Decoupling between photosynthesis and stomatal conductance under elevated O3 may have important implications for water use and carbon cycling of forest ecosystems [48]. One the one hand, failure or sluggishness of stomatal closure could give rise to excessive plant transpiration [49], resulting in unnecessary water loss, leading to regional water shortage, or even causing tree wilt and dieback if soil water supply is particularly tight, especially in arid and semi-arid areas. At the same time, increased exposure of mesophyll cells to O3 through open stoma, on the other hand, could decrease the efficiency of light use by photosystem II for CO2 assimilation [25], resulting in lower forest carbon sequestration and leading to a warmer atmosphere. Therefore, the potential impact of O3 under both current and future enriched conditions should be considered adequately in carbon budget calculations, forest hydrology simulations and climate change predictions at regional and global scales.

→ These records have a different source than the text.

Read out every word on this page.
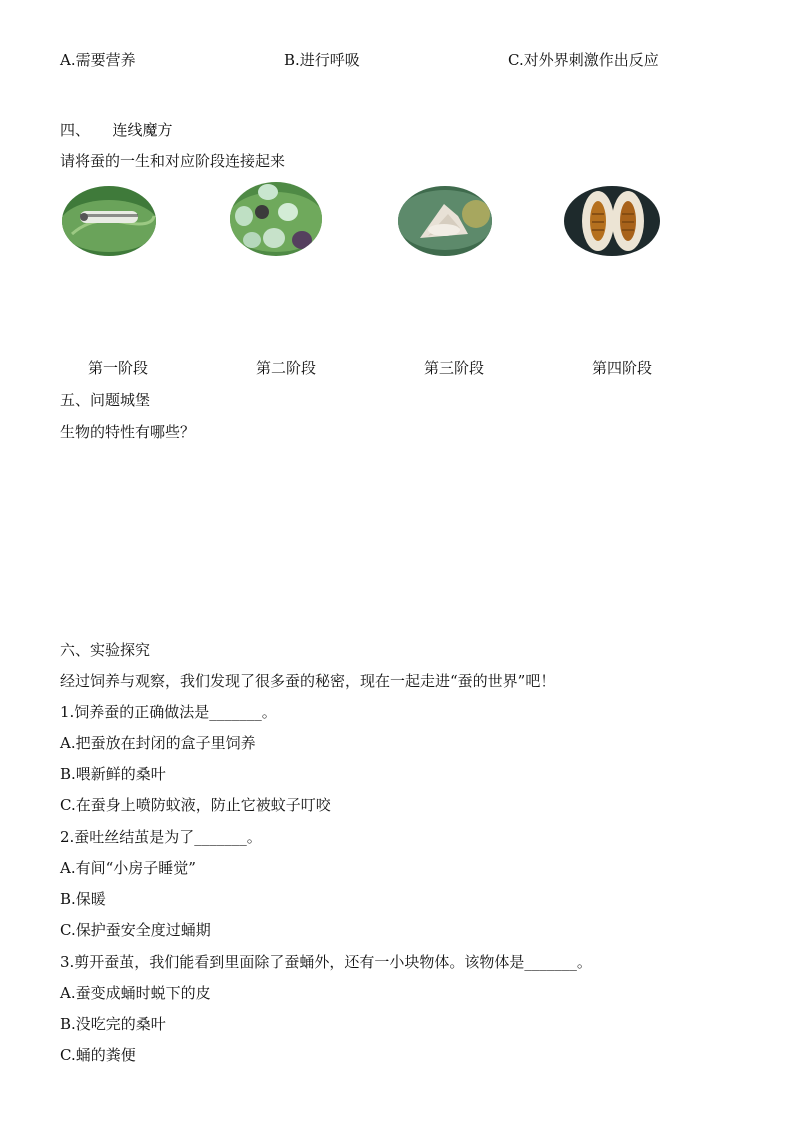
A.需要营养	B.进行呼吸	C.对外界刺激作出反应
四、　　连线魔方
请将蚕的一生和对应阶段连接起来
第一阶段	第二阶段	第三阶段	第四阶段
五、问题城堡
生物的特性有哪些？
六、实验探究
经过饲养与观察，我们发现了很多蚕的秘密，现在一起走进“蚕的世界”吧！
1.饲养蚕的正确做法是_______。
A.把蚕放在封闭的盒子里饲养
B.喂新鲜的桑叶
C.在蚕身上喷防蚊液，防止它被蚊子叮咬
2.蚕吐丝结茧是为了_______。
A.有间“小房子睡觉”
B.保暖
C.保护蚕安全度过蛹期
3.剪开蚕茧，我们能看到里面除了蚕蛹外，还有一小块物体。该物体是_______。
A.蚕变成蛹时蜕下的皮
B.没吃完的桑叶
C.蛹的粪便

It should be noted that the present study was conducted on just one subtropical evergreen species of 2 to 3 years age. The unique physiological characteristics of seedlings and the optimal water status under OTC conditions as well as the restriction of root growth in pots may bias tree performance [4], [24]. To attain a comprehensive understanding of the effect of O3 on forests, as well as forest responses and feedbacks to global changes, further investigations based on mature trees of a wider range of other species are critically needed.

Conclusions

E-O3 (AA+60 or AA+120) significantly reduced P N in C. camphora. Comparisons of this reduction with those observed in other species suggest that C. camphora is less tolerant to O3 than Mediterranean evergreen trees, but more resistant than deciduous species. Reduction of stomatal conductance is not a reasonable explanation for the decline of P N in the present study, as manifested by the increased C i and decreased P N/g s. As with P N, decreases in V cmax, J max, ФPSII and qP were detected, indicating that direct oxidative damage and indirect heat-related injuries to RuBisCO and photochemical apparatus were responsible for the reduction in P N that was observed in C. camphora under E-O3. This suggests that the biochemical processes in protoplasts will become more susceptible to injuries under long-term O3 exposure, which may bear important implications for forest water use and carbon cycling.